Here are excerpts from Rep. Fudge’s opening remarks:

"It is time that the American people hear from more than just us that there is a concerted effort across this country to limit, to suppress and to undo our right to vote. It is deliberate and it is by design. From Ohio to Wisconsin, down to Florida, across Texas, the franchise is under attack today in this country. A certain predetermined segment of Americans are being targeted; young people, the elderly, our disabled and minorities, will all feel the repercussions of this concerted effort. There's nothing new about what we're seeing today if you have lived as long as I have lived. These are the tactics that have been used for years to compromise the franchise.” …

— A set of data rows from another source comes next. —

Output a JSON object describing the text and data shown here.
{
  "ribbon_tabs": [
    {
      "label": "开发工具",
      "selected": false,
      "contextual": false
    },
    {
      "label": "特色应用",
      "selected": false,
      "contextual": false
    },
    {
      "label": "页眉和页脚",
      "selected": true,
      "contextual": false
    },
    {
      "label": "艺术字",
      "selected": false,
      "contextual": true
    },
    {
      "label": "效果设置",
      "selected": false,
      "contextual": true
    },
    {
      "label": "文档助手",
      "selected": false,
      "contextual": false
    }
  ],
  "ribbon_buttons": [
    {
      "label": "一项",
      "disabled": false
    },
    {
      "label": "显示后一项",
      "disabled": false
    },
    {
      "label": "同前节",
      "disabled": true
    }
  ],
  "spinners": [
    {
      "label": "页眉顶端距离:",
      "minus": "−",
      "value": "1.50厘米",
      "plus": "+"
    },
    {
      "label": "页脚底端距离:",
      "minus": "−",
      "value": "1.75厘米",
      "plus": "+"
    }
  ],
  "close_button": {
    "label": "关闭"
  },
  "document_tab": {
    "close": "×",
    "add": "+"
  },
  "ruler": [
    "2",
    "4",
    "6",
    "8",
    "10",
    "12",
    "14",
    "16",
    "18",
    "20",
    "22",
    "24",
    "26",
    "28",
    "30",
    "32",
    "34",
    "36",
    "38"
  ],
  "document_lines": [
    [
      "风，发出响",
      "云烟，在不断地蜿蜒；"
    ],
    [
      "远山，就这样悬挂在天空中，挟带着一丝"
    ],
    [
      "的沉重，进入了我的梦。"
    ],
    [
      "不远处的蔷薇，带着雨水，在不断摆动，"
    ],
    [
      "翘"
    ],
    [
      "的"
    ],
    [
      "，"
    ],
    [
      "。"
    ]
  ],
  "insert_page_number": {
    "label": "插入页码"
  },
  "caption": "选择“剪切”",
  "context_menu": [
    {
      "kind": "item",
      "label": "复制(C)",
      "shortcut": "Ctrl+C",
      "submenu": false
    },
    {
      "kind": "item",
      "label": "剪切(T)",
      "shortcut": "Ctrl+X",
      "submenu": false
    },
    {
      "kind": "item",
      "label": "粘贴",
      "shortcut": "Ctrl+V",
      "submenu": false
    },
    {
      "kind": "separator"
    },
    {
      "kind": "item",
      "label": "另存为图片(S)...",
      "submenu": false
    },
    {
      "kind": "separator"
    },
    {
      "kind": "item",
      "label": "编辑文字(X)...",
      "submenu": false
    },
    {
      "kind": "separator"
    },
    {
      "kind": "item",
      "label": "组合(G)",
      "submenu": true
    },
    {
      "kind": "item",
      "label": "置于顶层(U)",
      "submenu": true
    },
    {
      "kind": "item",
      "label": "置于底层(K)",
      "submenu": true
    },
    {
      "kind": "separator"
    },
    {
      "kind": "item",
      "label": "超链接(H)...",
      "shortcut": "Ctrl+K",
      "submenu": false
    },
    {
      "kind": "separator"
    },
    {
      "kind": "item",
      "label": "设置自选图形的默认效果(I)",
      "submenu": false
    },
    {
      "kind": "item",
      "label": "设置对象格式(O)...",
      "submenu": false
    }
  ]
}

“Legislation passed or proposed in the state of Ohio, which is my home, and a number of other states has ended Sunday voting. Think about it, Ohio's Republican legislature has voted to reduce not only Sunday voting but voting early from currently what was 35 days a year ago down to 16 days. In 2008, African-American voters accounted for 22% of early votes and 31% of Sunday voters. Latinos accounted for 22% of Sunday voters. Minorities who work long hours all week and don't get time off need the flexibility that early voting and Sunday voting provide. On Saturdays and Sundays, before Election Day, people of faith across the country remind their parishioners to vote. But those orchestrating this suppression effort know full well the importance of Sunday voting and early voting. They know minorities in particular will be disproportionately impacted by these laws.”


Jeff Coryell said...

I believe that the folks circulating the petitions may have continued collecting signatures after turning in the first batch. So they may well have quite a few signatures ready to go.

Richard said...

Let's hope so. Ordinarily 10,000 more valid signatures might not be a concern, but progressives also need another 231,000 signatures to counter the abomination of a Congressional redistricting plan currently in place.

Anonymous said...

Actually, I was under the impression we had turned in more than 450,000 signatures. In fact, we were told by the organizers that after the initial 318,000 we turned in that we turned in over 100,000 more. So now I'm completely confused. You mean that after that first batch we had LESS than an additional 20,000? That's so preposterous it's beyond belief. I find it impossible to believe that after turning in the first batch that we were only able to get 20,000 in the additional two weeks, despite many many petitions coming in late and people continuing to gather. I personally turned in an additional 50. Something isn't adding up here.

Richard said...

Well, my report came pretty directly from the Ohio Secretary of State's report issued late this afternoon.

Charles said...

Here is a link to an article about Jon Husted's report.

Where can we direct people who would like to sign?